It’s a snappy title for this section, but in fact the six sites we identified in our quick and crude site-search weren’t all perfect; far from it, in fact.
One site had the wrong geology, heavy clay rather than a sandy soil cover. Another was an isolated block of forest bordering the site of a historic monument, and so was regarded as too sensitive. A third was eminently suitable, other than being immediately adjacent to a very large planned urban extension that was already well advanced through the planning system. Each of these was immediately ruled out for further consideration. Two further sites were marked as ‘Maybe’; both had the right geology and were adjacent to higher-order centres, but both had fairly high relief – steep slopes which would make construction more complicated, particularly if the idea of new lakes like Elveden was to be pursued.

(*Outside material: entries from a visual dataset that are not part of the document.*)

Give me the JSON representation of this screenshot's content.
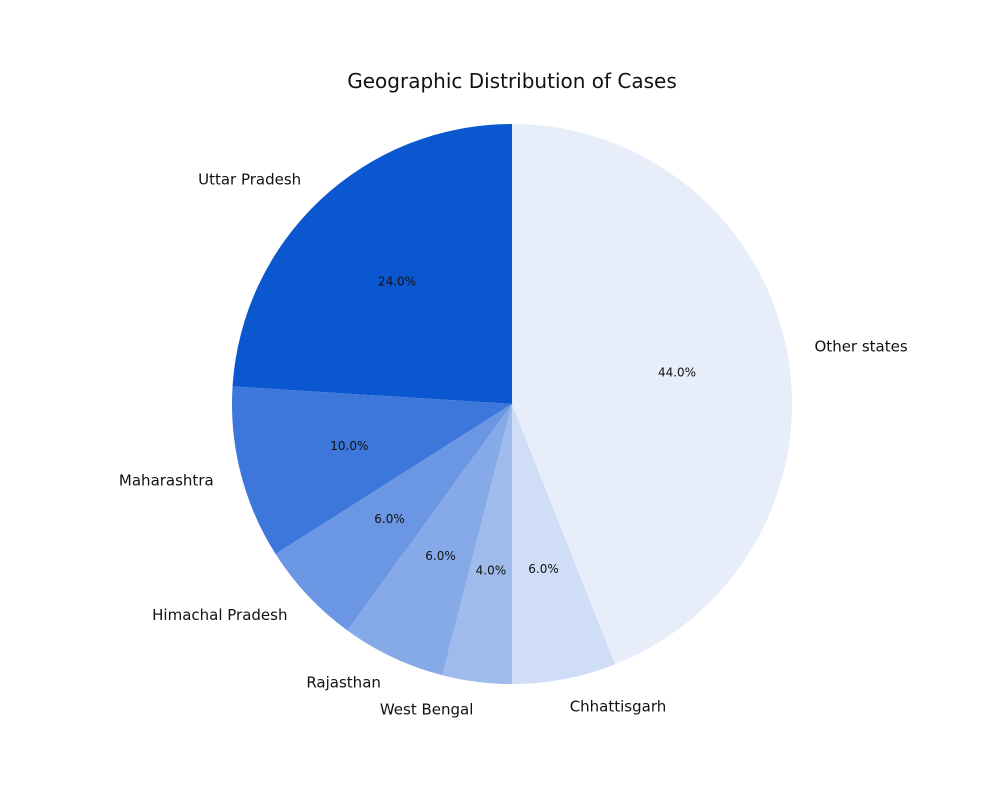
{
  "chart_data": {
    "type": "pie",
    "title": "Geographic Distribution of Cases",
    "slices": [
      {
        "label": "Uttar Pradesh",
        "value": 24.0,
        "pct_label": "24.0%",
        "color": "#0b57d0"
      },
      {
        "label": "Maharashtra",
        "value": 10.0,
        "pct_label": "10.0%",
        "color": "#3d77db"
      },
      {
        "label": "Himachal Pradesh",
        "value": 6.0,
        "pct_label": "6.0%",
        "color": "#6a96e3"
      },
      {
        "label": "Rajasthan",
        "value": 6.0,
        "pct_label": "6.0%",
        "color": "#86a9e7"
      },
      {
        "label": "West Bengal",
        "value": 4.0,
        "pct_label": "4.0%",
        "color": "#9ebbec"
      },
      {
        "label": "Chhattisgarh",
        "value": 6.0,
        "pct_label": "6.0%",
        "color": "#cfddf6"
      },
      {
        "label": "Other states",
        "value": 44.0,
        "pct_label": "44.0%",
        "color": "#e7eefa"
      }
    ],
    "start": "top",
    "direction": "counterclockwise",
    "legend": "none"
  }
}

One site stood out: the geology and topography were ideal, and it was part of a larger network of wooded areas. It was in an area of high housing demand, a couple of miles from two large towns, and there were 11 secondary schools within 4 miles of the site. It was 8 miles distant from a motorway which would give access to central London in another 35 miles, and one end of the site was only a kilometre from a train station with a good commuter-service into London. The site was a bit small at only 70ha, and had come through our 150ha ‘sieve’ as one half of a larger block of plantation bisected by a main road. For the purposes of carrying out some feasibility work, however, it was more than adequate.
Above: Capacity study; part of Center Parcs Elveden superimposed on the site.
We presented our findings to Forestry Commission ‘HQ’ in Bristol and then had a preliminary meeting with the local FC team and their retained land-agents. At this meeting, however, it emerged that the site was being discussed in connection with an urban extension adjacent to one of the nearby towns, with planned enhancement as recreation-space for the new development. These plans were at a very early stage but they certainly muddied the waters. Also working against us was the gathering storm of public opinion over the recent announcement of the new government’s forest sell-off plans. So when it came to the crunch question at the end of the meeting – ‘Would the Commission be able to fund a demand-study and some financial modelling?’ – the answer was an apologetic ‘No’.
After two years of periodic activity a fair amount of day-dreaming and a lot of interesting discussion, Forest Village had finally hit the buffers.